I have been trying to find the best method for analysing my data for a while now - I wonder if anyone would be able to offer an outside perspective. I want to undertake some kind of regression analysis in order to investigate the main influences on a dichotomous variable. However, my data has certain properties that mean that a straightforward logistic regression is potentially not the best way forward because:
1) it is nonparametric data, no assumption of normal distribution
1) some variables are correlated
2) The events are rare
3) The dependent variable is dichotomous
4) The independent variables are a mixture of nominal, ordinal and numerical
5) There are a large number of observations (10 000)
To address 1) I have run a VIF analysis, but I don't want to just throw away variables that are redundant unless I have a little more information whether they are marginally or centrally important. So I wanted to undertake a conditional inference tree analysis instead (using party in R based on Carolin Strobl's work) but because of the amount of observations, the program wouldn't run.

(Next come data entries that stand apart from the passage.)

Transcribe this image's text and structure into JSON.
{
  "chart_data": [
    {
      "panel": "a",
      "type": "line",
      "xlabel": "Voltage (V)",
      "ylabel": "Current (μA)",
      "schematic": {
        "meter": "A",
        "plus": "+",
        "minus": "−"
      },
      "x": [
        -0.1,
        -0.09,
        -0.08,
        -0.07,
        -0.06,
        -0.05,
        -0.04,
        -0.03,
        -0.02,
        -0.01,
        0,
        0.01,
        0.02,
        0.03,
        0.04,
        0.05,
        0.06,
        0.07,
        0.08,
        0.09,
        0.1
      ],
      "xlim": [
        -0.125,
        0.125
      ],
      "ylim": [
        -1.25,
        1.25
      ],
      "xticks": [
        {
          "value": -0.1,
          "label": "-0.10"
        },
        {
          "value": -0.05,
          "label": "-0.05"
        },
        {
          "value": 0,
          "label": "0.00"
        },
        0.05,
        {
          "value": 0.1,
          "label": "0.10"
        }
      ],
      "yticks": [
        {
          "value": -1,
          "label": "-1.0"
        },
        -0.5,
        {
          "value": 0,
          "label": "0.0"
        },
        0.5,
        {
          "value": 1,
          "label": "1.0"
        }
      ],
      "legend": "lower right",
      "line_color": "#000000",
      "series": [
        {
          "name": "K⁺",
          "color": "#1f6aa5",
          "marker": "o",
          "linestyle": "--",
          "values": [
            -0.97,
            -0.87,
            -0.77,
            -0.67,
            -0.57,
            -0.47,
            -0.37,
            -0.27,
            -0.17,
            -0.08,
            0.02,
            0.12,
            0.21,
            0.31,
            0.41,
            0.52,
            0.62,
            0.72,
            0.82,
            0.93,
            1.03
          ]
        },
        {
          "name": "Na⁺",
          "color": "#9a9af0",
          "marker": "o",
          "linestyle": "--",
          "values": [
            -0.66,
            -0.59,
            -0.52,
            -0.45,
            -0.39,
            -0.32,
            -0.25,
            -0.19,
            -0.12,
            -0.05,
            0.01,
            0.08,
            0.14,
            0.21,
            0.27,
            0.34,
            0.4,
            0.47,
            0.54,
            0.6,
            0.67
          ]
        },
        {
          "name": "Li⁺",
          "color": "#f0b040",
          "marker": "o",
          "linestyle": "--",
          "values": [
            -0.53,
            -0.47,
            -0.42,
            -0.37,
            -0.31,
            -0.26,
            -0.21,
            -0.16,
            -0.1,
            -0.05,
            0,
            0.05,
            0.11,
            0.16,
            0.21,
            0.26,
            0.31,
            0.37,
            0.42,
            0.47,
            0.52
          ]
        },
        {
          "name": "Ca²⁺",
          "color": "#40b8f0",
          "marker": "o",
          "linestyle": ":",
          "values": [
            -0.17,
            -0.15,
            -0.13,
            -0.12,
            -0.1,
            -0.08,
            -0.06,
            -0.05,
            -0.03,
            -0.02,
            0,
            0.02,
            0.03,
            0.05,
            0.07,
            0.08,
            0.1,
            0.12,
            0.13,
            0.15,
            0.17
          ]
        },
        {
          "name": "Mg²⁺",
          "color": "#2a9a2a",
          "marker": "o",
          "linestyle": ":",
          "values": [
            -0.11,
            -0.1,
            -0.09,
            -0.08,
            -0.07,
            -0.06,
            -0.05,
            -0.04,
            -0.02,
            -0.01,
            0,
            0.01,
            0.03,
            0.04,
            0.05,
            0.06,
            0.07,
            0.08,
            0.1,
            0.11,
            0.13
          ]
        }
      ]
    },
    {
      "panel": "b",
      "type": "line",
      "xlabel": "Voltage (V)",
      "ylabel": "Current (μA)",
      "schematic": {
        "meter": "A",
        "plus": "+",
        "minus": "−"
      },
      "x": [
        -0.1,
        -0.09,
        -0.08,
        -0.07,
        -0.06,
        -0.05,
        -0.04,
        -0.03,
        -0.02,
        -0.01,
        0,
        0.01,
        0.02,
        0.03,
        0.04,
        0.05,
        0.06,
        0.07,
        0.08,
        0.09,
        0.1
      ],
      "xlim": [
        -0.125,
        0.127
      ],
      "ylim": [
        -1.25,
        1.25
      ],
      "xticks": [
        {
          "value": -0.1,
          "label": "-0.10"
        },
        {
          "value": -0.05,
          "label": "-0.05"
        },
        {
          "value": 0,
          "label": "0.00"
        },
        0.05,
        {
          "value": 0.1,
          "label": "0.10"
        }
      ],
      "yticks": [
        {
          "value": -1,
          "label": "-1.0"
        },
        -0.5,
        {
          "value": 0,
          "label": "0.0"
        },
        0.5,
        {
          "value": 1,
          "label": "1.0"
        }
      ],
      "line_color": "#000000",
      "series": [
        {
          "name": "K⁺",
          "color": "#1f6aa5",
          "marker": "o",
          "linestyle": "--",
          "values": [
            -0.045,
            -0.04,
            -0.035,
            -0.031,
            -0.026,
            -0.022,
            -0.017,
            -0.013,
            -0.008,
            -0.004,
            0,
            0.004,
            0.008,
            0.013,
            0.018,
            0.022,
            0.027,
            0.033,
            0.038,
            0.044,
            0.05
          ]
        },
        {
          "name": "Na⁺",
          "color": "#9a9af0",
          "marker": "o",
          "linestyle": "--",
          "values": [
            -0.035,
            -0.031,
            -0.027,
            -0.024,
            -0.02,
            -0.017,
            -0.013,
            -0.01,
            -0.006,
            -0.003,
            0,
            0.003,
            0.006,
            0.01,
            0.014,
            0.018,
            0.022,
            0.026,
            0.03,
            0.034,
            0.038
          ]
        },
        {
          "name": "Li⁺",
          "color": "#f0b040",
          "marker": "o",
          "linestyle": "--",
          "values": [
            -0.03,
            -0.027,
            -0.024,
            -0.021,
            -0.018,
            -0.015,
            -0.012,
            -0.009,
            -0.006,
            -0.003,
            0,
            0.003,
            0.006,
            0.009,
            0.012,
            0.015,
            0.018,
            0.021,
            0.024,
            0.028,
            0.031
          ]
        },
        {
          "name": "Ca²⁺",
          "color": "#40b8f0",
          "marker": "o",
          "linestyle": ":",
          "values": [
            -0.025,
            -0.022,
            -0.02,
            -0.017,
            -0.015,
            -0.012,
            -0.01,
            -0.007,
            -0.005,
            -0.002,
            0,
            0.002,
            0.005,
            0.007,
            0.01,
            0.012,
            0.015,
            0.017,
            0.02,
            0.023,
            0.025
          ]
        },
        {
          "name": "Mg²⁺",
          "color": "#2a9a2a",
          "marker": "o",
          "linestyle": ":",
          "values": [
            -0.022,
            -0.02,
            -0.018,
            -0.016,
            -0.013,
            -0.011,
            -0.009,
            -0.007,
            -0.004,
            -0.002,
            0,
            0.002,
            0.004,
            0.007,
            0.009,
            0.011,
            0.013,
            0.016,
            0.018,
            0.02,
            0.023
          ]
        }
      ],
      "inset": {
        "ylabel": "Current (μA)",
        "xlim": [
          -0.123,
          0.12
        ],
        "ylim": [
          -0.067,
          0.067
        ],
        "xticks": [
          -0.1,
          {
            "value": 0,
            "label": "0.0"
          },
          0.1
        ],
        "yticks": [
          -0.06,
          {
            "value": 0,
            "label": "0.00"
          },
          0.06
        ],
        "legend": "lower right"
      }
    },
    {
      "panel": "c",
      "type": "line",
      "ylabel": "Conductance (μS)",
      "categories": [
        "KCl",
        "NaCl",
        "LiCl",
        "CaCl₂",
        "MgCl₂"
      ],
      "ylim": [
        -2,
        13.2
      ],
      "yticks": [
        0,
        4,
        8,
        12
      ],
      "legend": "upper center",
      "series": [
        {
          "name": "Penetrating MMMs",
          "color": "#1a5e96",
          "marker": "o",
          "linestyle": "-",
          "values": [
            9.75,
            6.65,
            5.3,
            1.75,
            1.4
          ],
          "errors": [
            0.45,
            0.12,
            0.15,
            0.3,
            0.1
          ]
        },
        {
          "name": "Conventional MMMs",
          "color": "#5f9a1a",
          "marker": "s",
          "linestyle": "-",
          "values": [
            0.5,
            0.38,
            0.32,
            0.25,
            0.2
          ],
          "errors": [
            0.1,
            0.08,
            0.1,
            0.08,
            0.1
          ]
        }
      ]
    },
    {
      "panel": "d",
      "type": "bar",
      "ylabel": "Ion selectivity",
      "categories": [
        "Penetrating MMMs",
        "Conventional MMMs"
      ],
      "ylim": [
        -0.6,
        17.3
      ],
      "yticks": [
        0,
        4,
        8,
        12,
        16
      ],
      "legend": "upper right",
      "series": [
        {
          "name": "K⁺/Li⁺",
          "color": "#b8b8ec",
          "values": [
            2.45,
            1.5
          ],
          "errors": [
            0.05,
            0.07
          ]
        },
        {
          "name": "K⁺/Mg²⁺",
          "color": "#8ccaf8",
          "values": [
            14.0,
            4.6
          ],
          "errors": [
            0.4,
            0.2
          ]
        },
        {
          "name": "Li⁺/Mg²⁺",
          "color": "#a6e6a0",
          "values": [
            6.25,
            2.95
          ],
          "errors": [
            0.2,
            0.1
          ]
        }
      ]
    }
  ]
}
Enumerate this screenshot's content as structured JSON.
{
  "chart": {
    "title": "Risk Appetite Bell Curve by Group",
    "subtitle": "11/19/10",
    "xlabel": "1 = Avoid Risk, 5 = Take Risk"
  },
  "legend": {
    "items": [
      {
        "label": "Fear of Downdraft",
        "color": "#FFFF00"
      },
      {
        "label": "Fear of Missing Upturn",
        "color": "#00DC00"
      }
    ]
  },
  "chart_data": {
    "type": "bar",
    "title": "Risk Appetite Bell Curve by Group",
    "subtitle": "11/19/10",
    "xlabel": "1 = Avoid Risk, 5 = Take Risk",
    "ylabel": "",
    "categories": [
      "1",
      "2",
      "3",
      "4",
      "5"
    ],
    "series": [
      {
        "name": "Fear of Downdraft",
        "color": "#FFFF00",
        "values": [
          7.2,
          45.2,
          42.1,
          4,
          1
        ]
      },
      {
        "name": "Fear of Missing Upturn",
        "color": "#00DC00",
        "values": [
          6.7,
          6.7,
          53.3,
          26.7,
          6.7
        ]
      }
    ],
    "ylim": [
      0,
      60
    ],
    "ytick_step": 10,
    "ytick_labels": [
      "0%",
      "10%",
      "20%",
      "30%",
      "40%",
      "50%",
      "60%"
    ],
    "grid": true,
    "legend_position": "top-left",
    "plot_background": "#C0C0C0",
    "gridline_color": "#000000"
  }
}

Is there another way to approach the influence of correlated variables?
I also want to account in some way for rare events bias. I have looked at King's relogit package in R, but I need to address (1) first before I know what variables to enter.
Another paper said that ridge regression may dampen down the MSE enough that rare events are not so much of an issue, so I am also trying the CATREG model in SPSS (homals in R) with ridge regression. However I don't want to keep changing over analyses as each has different assumptions, equations and results. Is there something obvious I have missed in terms of the best analysis for the many idiosyncracies of my data?
Thanks in advance